The oil and gas industry operates in countries throughout the world in accordance with a number of different types of agreements. These agreements generally fall into one of four categories (or a combination of the categories): risk agreements, concessions, production sharing agreements (PSAs, also known as production sharing contracts, PSCs) and service contracts.

==Overview==
Traditional concession agreements pre-1940 were granted for large areas, sometimes the whole country e.g. Iraq, and those grants were for long term (50 to 99 years). This caused developments to be delayed, postponed or the expected investment did not immediately materialise. This was clear against host governments interest. The contracts did not foresee any relinquishment of non explored areas. Further more traditional concession agreements granted petroleum "in situ" to the IOC, with market and pricing powers. The royalties were flat or fixed for per unit rates and sometimes credited against income taxes. There were no or low signature bonus and sometimes no income taxation. Those terms were often "frozen" for the life of the agreement.

==Modification==
After the Second World War host governments relocated economic rents with the aim of increasing passive profit sharing. Towards the 1960s and 1970s governments started to demand more active profit sharing through NOC Joint Ventures Participation.

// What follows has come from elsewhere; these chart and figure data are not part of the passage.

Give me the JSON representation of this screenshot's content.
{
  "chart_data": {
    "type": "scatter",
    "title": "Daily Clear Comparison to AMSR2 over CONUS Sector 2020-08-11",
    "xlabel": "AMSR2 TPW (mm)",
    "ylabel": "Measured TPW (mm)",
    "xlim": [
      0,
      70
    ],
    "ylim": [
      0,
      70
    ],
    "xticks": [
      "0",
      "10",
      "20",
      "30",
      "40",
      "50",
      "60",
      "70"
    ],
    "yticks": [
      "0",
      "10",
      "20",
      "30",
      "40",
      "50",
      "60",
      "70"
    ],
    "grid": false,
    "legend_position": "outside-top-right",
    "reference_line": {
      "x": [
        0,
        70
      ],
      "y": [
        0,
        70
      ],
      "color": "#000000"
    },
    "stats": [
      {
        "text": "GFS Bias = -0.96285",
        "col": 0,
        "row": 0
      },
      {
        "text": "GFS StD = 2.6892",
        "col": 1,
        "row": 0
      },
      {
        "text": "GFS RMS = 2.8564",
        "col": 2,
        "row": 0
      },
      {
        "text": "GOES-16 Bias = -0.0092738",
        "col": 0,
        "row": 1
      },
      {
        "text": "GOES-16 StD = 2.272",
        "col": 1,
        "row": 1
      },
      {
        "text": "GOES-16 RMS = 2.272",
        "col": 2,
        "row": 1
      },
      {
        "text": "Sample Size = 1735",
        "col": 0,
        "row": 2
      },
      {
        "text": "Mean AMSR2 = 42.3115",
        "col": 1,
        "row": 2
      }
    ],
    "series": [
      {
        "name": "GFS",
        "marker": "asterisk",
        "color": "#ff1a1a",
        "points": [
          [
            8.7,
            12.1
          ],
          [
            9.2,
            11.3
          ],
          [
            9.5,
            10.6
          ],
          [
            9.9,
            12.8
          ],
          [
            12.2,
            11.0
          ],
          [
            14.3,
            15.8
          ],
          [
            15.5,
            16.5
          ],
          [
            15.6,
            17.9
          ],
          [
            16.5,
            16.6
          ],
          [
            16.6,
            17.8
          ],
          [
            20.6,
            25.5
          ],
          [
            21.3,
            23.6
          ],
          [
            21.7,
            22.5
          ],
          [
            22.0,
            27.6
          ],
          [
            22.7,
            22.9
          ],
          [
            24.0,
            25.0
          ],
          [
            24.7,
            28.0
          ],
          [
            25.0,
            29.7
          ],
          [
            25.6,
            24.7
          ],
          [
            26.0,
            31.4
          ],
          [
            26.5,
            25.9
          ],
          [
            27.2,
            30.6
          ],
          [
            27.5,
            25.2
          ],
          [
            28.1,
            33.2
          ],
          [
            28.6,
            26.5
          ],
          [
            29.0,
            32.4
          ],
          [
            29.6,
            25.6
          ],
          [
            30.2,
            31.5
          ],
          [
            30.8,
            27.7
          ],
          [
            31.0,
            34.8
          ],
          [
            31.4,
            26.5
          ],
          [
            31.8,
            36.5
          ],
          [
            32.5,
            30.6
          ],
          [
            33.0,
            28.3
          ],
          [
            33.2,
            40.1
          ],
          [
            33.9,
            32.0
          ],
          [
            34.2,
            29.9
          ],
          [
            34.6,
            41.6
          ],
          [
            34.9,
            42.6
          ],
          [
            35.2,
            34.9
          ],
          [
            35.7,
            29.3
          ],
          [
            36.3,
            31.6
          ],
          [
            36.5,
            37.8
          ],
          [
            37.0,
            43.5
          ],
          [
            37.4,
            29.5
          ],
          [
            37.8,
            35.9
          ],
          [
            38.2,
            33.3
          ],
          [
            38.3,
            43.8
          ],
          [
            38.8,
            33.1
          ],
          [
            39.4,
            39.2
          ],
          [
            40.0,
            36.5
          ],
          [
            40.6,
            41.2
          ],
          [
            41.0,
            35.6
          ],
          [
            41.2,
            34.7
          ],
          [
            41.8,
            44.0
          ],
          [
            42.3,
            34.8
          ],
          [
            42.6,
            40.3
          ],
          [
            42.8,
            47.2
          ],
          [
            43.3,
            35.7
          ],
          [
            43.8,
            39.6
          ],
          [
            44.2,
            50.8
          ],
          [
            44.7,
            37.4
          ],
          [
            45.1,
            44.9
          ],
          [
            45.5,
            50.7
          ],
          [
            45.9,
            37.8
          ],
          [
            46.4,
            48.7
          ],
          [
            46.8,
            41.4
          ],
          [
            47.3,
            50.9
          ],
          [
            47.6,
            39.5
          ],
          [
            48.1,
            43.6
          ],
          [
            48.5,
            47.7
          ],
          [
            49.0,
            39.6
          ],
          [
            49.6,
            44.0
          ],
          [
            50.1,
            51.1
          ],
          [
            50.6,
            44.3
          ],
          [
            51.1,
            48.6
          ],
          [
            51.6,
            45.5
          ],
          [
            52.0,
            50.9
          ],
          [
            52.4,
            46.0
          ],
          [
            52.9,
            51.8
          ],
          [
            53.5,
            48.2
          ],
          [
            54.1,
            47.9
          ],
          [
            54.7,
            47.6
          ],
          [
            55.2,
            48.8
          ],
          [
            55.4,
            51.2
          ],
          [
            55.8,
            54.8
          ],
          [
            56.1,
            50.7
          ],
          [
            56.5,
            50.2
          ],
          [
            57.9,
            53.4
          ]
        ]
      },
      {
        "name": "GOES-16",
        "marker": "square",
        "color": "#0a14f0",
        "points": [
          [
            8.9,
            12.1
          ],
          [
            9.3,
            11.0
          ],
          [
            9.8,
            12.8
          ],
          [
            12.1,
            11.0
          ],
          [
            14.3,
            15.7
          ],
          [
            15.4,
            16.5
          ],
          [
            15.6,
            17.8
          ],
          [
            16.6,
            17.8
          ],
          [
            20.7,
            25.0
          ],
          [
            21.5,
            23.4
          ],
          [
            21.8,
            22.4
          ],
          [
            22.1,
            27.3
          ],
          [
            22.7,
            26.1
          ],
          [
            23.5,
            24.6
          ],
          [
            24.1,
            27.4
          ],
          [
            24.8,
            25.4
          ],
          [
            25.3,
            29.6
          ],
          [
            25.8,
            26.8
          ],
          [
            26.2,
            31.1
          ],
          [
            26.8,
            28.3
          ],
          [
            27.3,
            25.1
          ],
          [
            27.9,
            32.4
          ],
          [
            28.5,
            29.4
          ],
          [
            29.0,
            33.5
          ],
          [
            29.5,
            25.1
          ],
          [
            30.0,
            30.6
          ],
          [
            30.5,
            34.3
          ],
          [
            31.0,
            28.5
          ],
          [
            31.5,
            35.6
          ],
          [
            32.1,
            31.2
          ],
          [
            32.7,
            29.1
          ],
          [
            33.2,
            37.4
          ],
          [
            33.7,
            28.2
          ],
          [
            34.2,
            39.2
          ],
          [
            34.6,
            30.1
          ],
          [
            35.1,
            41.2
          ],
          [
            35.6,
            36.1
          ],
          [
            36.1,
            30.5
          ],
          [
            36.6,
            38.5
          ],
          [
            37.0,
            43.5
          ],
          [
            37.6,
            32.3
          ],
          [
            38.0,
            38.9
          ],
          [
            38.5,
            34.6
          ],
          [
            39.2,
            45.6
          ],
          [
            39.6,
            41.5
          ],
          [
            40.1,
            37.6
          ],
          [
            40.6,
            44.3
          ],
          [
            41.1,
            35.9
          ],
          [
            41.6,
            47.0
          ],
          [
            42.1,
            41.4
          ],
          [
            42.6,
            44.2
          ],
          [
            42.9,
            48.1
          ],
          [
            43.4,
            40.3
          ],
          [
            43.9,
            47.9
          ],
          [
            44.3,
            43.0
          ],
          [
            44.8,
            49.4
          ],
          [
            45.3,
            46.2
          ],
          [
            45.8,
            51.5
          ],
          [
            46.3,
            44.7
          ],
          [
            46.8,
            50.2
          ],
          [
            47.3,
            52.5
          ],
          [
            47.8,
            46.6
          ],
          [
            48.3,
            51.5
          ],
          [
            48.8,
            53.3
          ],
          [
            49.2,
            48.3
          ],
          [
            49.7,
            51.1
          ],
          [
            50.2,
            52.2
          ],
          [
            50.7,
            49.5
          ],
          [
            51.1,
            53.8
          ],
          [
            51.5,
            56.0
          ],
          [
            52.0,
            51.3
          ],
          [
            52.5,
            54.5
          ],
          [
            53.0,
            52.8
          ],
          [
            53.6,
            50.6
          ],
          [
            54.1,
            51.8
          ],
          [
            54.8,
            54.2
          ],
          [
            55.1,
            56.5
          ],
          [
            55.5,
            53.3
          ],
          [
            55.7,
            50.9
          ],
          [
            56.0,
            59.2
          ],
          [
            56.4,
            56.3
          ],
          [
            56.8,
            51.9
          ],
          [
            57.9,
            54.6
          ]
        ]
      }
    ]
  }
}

Participation agreements: the NOC is "Carried" by an International Oil Company (IOC). The NOC burdens the IOC by not fully compensate the IOC for the risks assumed during exploration or to make a commercial discovery. The IOC faces the full losses and thus needs bigger success to compensate depending on NOC's share on the joint venture. However, the IOC benefit for example by having the NOC as partner when faced with nationalistic threats.